In summary, the dual-slot jet at the appropriate slot II position injects more momentum into the downstream of the fixed position than the single-slot jet, which reduces the downstream loss. This is the obvious advantage of the dual-slot jet relative to the single-slot jet. For the dual-slot jet, the influence of different slot II positions on the flow control of the dual-slot jet is mainly reflected in whether the downstream momentum distribution is effectively improved, thus affecting the final effect of flow control.

5. Conclusions

In this paper, the DTR transonic axial flow compressor is taken as the research object. The numerical simulation method is used to reveal the unsteady evolution law and stall induction mechanism of the tip leakage vortex under near-stall conditions. The active flow control of the endwall single-slot and dual-slot jet is studied, and the internal mechanism of the synthetic jet to suppress instability is revealed. The main conclusions are as follows:

• For single-slot jets, excitation frequency and peak velocity both significantly affect stability improvement. When the slot is located at 25% axial chord length, it can accurately act on the core area of leakage vortex breakdown. When the excitation frequency is 2800 Hz, the high-frequency disturbance can match the time scale of unsteady tip flow, and the intervention timeliness is the strongest. When the peak speed is 200 m/s, it provides sufficient control strength, and further increases in velocity yield only marginal gains. Under the optimal parameter combination, the compressor stability margin is increased by 11.24%, and the design efficiency is increased by 0.57%.

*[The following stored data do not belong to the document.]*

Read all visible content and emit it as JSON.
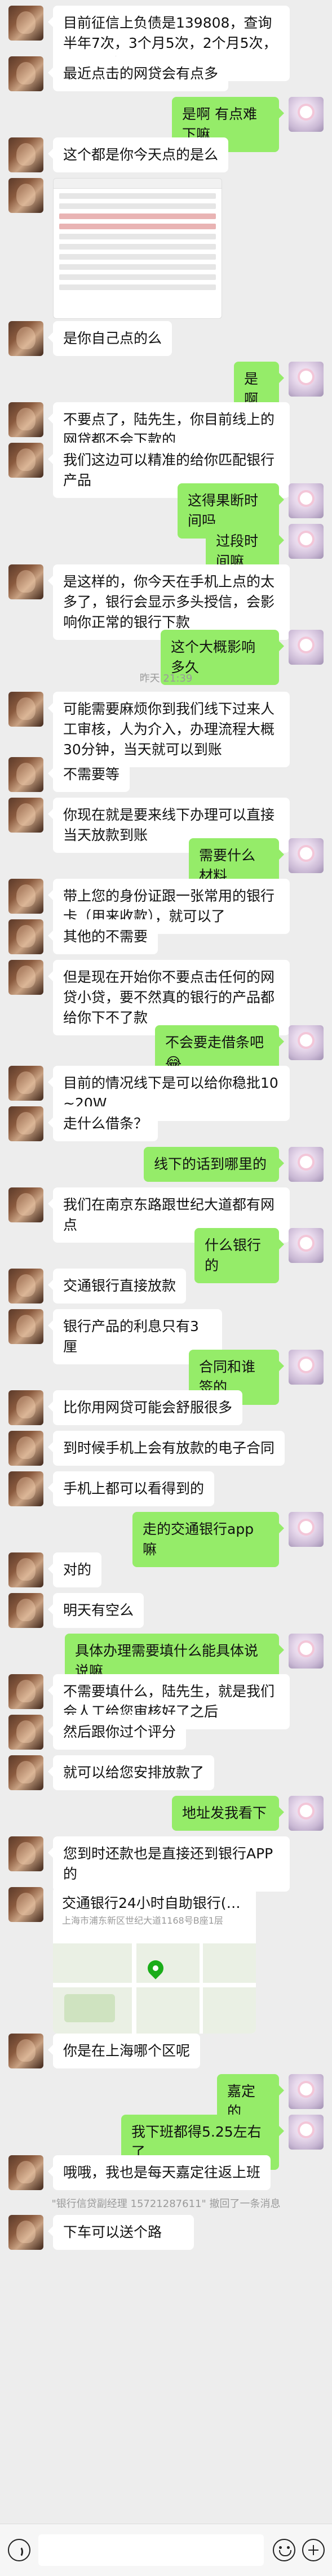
{
  "messages": [
    {
      "side": "left",
      "type": "text",
      "text": "目前征信上负债是139808，查询半年7次，3个月5次，2个月5次，1个月5次"
    },
    {
      "side": "left",
      "type": "text",
      "text": "最近点击的网贷会有点多"
    },
    {
      "side": "right",
      "type": "text",
      "text": "是啊 有点难下嘛"
    },
    {
      "side": "left",
      "type": "text",
      "text": "这个都是你今天点的是么"
    },
    {
      "side": "left",
      "type": "image",
      "text": "征信查询记录截图"
    },
    {
      "side": "left",
      "type": "text",
      "text": "是你自己点的么"
    },
    {
      "side": "right",
      "type": "text",
      "text": "是啊"
    },
    {
      "side": "left",
      "type": "text",
      "text": "不要点了，陆先生，你目前线上的网贷都不会下款的"
    },
    {
      "side": "left",
      "type": "text",
      "text": "我们这边可以精准的给你匹配银行产品"
    },
    {
      "side": "right",
      "type": "text",
      "text": "这得果断时间吗"
    },
    {
      "side": "right",
      "type": "text",
      "text": "过段时间嘛"
    },
    {
      "side": "left",
      "type": "text",
      "text": "是这样的，你今天在手机上点的太多了，银行会显示多头授信，会影响你正常的银行下款"
    },
    {
      "side": "right",
      "type": "text",
      "text": "这个大概影响多久"
    },
    {
      "side": "time",
      "type": "time",
      "text": "昨天 21:39"
    },
    {
      "side": "left",
      "type": "text",
      "text": "可能需要麻烦你到我们线下过来人工审核，人为介入，办理流程大概30分钟，当天就可以到账"
    },
    {
      "side": "left",
      "type": "text",
      "text": "不需要等"
    },
    {
      "side": "left",
      "type": "text",
      "text": "你现在就是要来线下办理可以直接当天放款到账"
    },
    {
      "side": "right",
      "type": "text",
      "text": "需要什么材料"
    },
    {
      "side": "left",
      "type": "text",
      "text": "带上您的身份证跟一张常用的银行卡（用来收款），就可以了"
    },
    {
      "side": "left",
      "type": "text",
      "text": "其他的不需要"
    },
    {
      "side": "left",
      "type": "text",
      "text": "但是现在开始你不要点击任何的网贷小贷，要不然真的银行的产品都给你下不了款"
    },
    {
      "side": "right",
      "type": "text",
      "text": "不会要走借条吧😂"
    },
    {
      "side": "left",
      "type": "text",
      "text": "目前的情况线下是可以给你稳批10~20W"
    },
    {
      "side": "left",
      "type": "text",
      "text": "走什么借条？"
    },
    {
      "side": "right",
      "type": "text",
      "text": "线下的话到哪里的"
    },
    {
      "side": "left",
      "type": "text",
      "text": "我们在南京东路跟世纪大道都有网点"
    },
    {
      "side": "right",
      "type": "text",
      "text": "什么银行的"
    },
    {
      "side": "left",
      "type": "text",
      "text": "交通银行直接放款"
    },
    {
      "side": "left",
      "type": "text",
      "text": "银行产品的利息只有3厘"
    },
    {
      "side": "right",
      "type": "text",
      "text": "合同和谁签的"
    },
    {
      "side": "left",
      "type": "text",
      "text": "比你用网贷可能会舒服很多"
    },
    {
      "side": "left",
      "type": "text",
      "text": "到时候手机上会有放款的电子合同"
    },
    {
      "side": "left",
      "type": "text",
      "text": "手机上都可以看得到的"
    },
    {
      "side": "right",
      "type": "text",
      "text": "走的交通银行app 嘛"
    },
    {
      "side": "left",
      "type": "text",
      "text": "对的"
    },
    {
      "side": "left",
      "type": "text",
      "text": "明天有空么"
    },
    {
      "side": "right",
      "type": "text",
      "text": "具体办理需要填什么能具体说说嘛"
    },
    {
      "side": "left",
      "type": "text",
      "text": "不需要填什么，陆先生，就是我们会人工给您审核好了之后"
    },
    {
      "side": "left",
      "type": "text",
      "text": "然后跟你过个评分"
    },
    {
      "side": "left",
      "type": "text",
      "text": "就可以给您安排放款了"
    },
    {
      "side": "right",
      "type": "text",
      "text": "地址发我看下"
    },
    {
      "side": "left",
      "type": "text",
      "text": "您到时还款也是直接还到银行APP的"
    },
    {
      "side": "left",
      "type": "location",
      "text": "交通银行24小时自助银行(上...",
      "sub": "上海市浦东新区世纪大道1168号B座1层"
    },
    {
      "side": "left",
      "type": "text",
      "text": "你是在上海哪个区呢"
    },
    {
      "side": "right",
      "type": "text",
      "text": "嘉定的"
    },
    {
      "side": "right",
      "type": "text",
      "text": "我下班都得5.25左右了"
    },
    {
      "side": "left",
      "type": "text",
      "text": "哦哦，我也是每天嘉定往返上班"
    },
    {
      "side": "system",
      "type": "system",
      "text": "\"银行信贷副经理 15721287611\" 撤回了一条消息"
    },
    {
      "side": "left",
      "type": "text",
      "text": "下车可以送个路"
    }
  ],
  "input_bar": {
    "voice_icon": "voice-icon",
    "emoji_icon": "emoji-icon",
    "plus_icon": "plus-icon"
  }
}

• The dual-slot jet relies on the spatial layout and the 180° phase difference to form a synergistic effect, and the control ability is better than that of the single-slot. When the slot I is at 25% axial chord length and the slot II is at 50% axial chord length, the front and rear synthetic jets can cover the full development path of the leakage flow in sections, inhibit the downstream breakup of the leakage vortex, further reduce the channel blockage, vortex strength and energy loss, and the stability margin and efficiency continue to increase by 13.68% and 0.72% on the basis of single-slot optimization.

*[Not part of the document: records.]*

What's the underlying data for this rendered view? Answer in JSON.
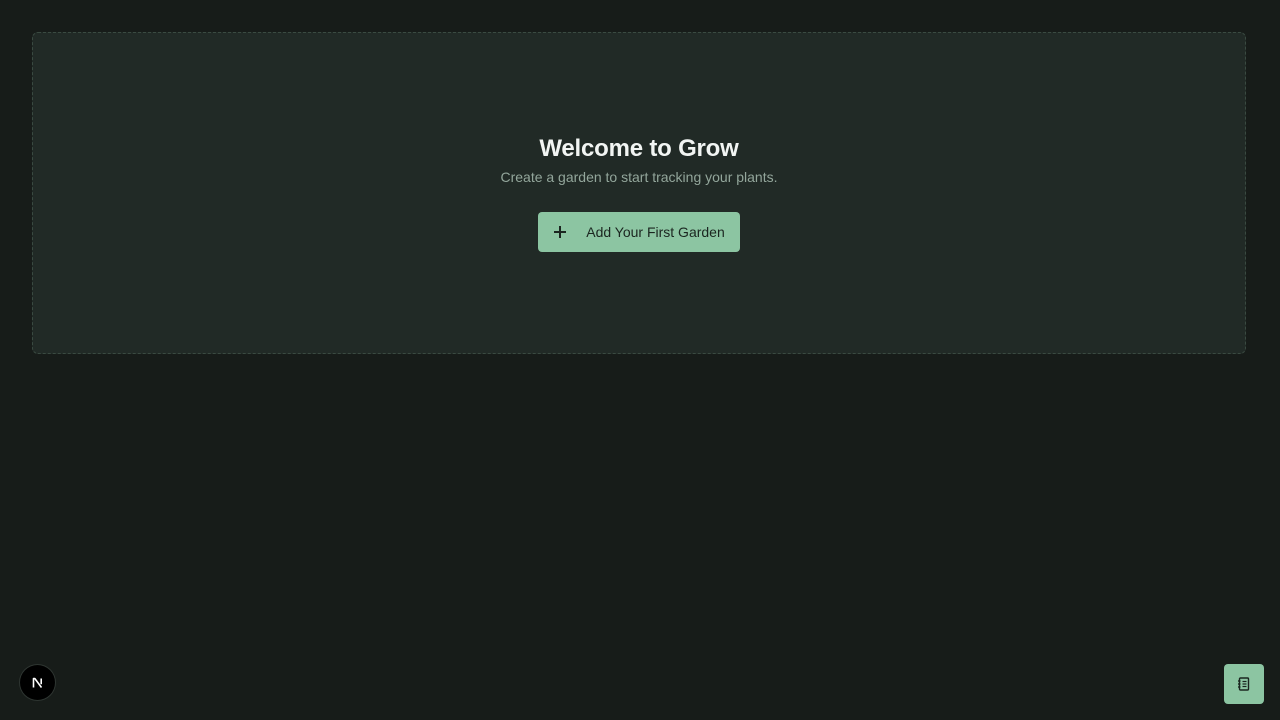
{
  "empty_state": {
    "title": "Welcome to Grow",
    "subtitle": "Create a garden to start tracking your plants.",
    "button_label": "Add Your First Garden",
    "button_icon": "plus-icon"
  },
  "dev_badge": {
    "icon": "nextjs-logo-icon"
  },
  "floating_button": {
    "icon": "notebook-icon"
  },
  "colors": {
    "background": "#171c19",
    "card": "#212a26",
    "accent": "#8cc5a2",
    "title": "#f2f5f3",
    "muted": "#93a69b"
  }
}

• The core mechanism of the synthetic jet is that the blowing stage divides the large-scale leakage vortex and blows away the low-energy blockage region; in the suction stage, fluid trapped in the tip clearance is extracted to prevent the low-energy fluid from gathering again. The whole process only acts on the tip region and does not interfere with the flow of the mainstream channel, so it will not reduce the rated performance. The findings clearly determine the optimal configurations for single-slot and dual-slot jets, which can provide direct references for the engineering design of active flow control in transonic compressors. They also address practical challenges encountered in high-temperature and high-pressure compressor applications, such as high energy consumption of excitation systems and difficulty in identifying the optimal excitation position.